Note: One important tip in building a cut-out character is to have the character layout as close to identical in both drawing view and camera view. For this reason, be careful to avoid using the scene select tool (6) in the building process. Do all of your drawing object transformations (scaling/re-locations etc.) using the drawing select tool (1) even in camera view. That way when you finish building your character it will look the same in both views and more importantly it will be much easier to work with when you start using the character for animating. More on this later.
That's quite a bit. Next time we will create and add a few more body parts to the character and then build a hierarchal rig that will allow us to easily animate our cut-out character. Part 2 Rigging a Cut-Out Character in ToonBoom
Labels: Cut-Out Animation, Key Framed Animation, Tutorial
6 Comments:
I am very interested in your tutorial, however I am unable to see the slideshows. Have others had this problem. Thanks.
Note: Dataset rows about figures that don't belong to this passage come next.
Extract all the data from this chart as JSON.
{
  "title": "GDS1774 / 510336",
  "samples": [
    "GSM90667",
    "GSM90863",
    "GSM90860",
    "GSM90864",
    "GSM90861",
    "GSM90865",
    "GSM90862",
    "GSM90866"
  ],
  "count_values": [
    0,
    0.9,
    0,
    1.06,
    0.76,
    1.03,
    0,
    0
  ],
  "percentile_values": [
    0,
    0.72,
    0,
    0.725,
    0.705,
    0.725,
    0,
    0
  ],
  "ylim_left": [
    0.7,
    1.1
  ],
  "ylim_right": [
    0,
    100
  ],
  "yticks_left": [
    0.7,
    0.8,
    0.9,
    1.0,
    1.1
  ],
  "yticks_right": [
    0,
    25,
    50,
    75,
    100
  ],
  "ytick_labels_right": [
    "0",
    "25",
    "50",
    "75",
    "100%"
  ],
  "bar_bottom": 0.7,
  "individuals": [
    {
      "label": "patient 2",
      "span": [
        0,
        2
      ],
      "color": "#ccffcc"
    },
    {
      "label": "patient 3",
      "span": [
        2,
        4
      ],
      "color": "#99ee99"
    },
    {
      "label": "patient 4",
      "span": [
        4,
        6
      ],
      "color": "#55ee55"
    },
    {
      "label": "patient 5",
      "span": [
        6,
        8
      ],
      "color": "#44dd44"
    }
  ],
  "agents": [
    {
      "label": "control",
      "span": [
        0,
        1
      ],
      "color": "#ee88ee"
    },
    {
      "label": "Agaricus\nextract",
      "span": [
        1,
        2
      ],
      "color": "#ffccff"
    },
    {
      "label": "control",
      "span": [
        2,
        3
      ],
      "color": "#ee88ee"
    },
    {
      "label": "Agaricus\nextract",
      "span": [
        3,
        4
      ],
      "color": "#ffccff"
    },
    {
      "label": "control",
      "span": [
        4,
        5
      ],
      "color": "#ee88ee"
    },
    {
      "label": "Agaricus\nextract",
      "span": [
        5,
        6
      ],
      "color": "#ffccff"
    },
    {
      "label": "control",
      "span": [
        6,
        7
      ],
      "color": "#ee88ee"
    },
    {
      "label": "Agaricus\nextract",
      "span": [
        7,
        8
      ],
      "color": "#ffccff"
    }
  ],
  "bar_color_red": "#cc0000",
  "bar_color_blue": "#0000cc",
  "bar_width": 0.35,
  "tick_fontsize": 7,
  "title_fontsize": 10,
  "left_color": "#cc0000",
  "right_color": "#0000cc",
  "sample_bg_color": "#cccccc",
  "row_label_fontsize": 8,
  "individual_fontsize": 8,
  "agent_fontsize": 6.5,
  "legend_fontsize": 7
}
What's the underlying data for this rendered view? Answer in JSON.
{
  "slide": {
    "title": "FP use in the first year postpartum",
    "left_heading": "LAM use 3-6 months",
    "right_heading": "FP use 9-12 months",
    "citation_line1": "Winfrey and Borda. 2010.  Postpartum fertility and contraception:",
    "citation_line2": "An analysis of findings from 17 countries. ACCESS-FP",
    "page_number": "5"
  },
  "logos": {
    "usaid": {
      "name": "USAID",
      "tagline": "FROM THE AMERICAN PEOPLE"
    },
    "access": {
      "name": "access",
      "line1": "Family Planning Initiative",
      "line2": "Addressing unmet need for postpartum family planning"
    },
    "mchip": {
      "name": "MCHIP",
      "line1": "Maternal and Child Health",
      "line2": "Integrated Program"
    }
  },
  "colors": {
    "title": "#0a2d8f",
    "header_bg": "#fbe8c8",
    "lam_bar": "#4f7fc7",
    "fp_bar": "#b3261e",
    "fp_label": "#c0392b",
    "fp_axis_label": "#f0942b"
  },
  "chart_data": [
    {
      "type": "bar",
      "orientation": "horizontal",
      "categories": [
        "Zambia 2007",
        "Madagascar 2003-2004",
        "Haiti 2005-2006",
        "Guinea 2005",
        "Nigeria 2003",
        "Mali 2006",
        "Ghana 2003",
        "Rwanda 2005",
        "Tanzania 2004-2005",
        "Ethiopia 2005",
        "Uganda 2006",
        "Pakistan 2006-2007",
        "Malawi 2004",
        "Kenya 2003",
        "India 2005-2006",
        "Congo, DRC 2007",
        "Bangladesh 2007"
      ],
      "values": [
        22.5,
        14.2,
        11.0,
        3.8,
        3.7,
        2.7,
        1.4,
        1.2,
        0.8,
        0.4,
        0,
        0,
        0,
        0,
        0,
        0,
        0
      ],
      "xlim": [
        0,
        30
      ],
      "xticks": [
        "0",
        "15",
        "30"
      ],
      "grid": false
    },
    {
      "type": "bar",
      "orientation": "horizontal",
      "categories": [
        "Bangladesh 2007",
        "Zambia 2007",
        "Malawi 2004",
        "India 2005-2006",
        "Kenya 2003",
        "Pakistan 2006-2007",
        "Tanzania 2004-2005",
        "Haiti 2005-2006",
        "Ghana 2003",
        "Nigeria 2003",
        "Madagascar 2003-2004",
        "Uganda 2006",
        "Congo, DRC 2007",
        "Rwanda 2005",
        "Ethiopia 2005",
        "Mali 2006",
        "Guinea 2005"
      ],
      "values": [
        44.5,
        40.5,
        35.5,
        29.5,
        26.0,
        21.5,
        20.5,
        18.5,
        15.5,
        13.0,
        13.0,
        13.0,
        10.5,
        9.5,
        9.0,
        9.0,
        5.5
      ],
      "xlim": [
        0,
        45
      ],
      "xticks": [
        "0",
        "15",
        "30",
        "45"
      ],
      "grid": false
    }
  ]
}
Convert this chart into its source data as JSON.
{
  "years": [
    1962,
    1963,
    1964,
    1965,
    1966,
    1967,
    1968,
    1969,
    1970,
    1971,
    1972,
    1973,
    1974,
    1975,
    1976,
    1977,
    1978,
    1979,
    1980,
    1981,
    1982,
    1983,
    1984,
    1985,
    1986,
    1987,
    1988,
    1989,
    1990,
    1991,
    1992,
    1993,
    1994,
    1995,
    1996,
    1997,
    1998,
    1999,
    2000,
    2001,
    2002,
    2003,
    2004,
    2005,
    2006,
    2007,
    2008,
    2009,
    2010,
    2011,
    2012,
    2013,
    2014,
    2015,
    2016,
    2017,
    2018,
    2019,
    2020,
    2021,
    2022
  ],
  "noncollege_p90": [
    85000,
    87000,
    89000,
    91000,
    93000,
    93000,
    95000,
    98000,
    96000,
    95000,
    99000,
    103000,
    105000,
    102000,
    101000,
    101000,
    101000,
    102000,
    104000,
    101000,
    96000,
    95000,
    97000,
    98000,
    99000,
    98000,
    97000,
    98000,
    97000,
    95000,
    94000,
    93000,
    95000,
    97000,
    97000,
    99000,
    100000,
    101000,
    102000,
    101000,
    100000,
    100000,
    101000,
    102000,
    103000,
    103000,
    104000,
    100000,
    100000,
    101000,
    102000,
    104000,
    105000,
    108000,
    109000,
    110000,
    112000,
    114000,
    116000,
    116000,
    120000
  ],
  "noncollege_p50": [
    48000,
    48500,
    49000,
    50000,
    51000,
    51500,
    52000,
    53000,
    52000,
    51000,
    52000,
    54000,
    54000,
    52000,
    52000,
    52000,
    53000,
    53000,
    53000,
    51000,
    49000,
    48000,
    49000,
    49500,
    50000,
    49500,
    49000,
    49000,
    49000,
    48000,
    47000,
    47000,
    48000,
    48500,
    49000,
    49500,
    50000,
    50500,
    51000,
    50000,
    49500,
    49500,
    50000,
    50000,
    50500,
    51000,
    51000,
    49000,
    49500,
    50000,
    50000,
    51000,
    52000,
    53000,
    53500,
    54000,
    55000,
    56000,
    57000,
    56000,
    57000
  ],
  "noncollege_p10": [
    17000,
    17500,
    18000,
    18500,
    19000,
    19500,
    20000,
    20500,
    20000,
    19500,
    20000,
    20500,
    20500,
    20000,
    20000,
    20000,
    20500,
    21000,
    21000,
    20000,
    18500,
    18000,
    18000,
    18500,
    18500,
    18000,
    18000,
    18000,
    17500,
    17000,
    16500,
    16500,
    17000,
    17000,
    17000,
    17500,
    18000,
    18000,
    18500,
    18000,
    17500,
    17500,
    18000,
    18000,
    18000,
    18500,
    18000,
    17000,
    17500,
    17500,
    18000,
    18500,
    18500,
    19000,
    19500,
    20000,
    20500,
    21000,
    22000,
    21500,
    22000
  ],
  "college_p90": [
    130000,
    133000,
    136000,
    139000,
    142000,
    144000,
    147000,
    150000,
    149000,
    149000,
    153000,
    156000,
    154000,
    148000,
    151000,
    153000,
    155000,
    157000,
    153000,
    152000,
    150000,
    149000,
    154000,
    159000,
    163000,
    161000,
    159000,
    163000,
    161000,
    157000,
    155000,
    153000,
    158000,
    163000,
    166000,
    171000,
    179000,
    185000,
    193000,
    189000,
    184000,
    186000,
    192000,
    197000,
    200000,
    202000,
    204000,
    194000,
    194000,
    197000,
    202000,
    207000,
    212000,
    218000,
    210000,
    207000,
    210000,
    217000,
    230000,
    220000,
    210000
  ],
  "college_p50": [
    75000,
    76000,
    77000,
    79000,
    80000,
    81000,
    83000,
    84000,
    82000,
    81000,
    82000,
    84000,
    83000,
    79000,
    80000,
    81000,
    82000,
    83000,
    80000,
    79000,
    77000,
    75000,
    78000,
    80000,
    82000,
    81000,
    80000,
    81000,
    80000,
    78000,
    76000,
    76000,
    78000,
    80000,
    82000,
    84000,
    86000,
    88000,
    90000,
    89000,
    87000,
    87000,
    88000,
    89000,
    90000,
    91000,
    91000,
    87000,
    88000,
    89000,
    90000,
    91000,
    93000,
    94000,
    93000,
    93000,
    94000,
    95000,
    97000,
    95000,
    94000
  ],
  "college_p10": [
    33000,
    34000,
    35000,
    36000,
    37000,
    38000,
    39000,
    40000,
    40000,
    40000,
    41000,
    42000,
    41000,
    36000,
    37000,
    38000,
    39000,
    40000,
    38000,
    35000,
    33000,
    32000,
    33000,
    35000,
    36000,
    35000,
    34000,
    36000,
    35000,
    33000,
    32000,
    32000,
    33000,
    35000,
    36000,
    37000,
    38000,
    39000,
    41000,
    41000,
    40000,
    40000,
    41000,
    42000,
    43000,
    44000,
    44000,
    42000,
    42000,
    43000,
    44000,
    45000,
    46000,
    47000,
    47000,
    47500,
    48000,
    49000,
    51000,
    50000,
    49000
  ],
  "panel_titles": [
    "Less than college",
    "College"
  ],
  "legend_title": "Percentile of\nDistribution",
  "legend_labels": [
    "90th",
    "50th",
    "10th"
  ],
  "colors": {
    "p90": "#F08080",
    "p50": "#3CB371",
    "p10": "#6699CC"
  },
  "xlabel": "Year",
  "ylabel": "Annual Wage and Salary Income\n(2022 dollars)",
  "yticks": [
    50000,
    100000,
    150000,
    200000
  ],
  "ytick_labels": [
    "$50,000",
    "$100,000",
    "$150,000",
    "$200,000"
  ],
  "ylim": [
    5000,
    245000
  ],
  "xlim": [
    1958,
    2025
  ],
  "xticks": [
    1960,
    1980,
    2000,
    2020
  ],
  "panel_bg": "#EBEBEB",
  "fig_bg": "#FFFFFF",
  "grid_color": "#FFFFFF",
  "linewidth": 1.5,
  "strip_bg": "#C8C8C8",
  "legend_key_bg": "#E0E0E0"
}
The slide shows are just standard SWF formatted files. So you just need the Adobe Flash reader plug-in for your browser. It could be as simple as your needing to change a browser setting if you are using Internet Explorer or you may need to upgrade or change your browser to something like Firefox. In either case if you can't view SWF files over the Internet you are really missing a lot of great stuff.
great tuts, but i get stuck on this page when I control-click to add vector points. I am using a mac. when i do command click, i get a lasso indicator, and can't add a vector point. Control-click does nothing. I am using V4, and am in Snow Leopard. Perhaps it's not supported here...but I really want to learn this tool. Thx.
I tried the demo for the PC in VMWare Fusion on the same machine, and I get the same results...arg.
Figured out the contour tool problem, the wacom mouse is inop, but the pen tool works great, the key combos are all different in leopard then in this tut, but got that figured. my next question is this:
This is too tedious! there must be a faster way to outline scanned work no? I have to do this dozens if not hundreds of sketches? oh boy, where's the the gangha...
But i am going to suffer through this one way or another, I am now wondering if there is anyone listening...
If you only have a small number of images to process then this technique works fine for outlining. If you have a large number of images or just prefer, then take your images into a program like Photoshop and use a tool like the magic eraser or background eraser to eliminate unwanted material and then save the image as a PNG with a transparent background. Then when you import and vectorize with texture you shouldn't need to do anything except cut out and rig if required.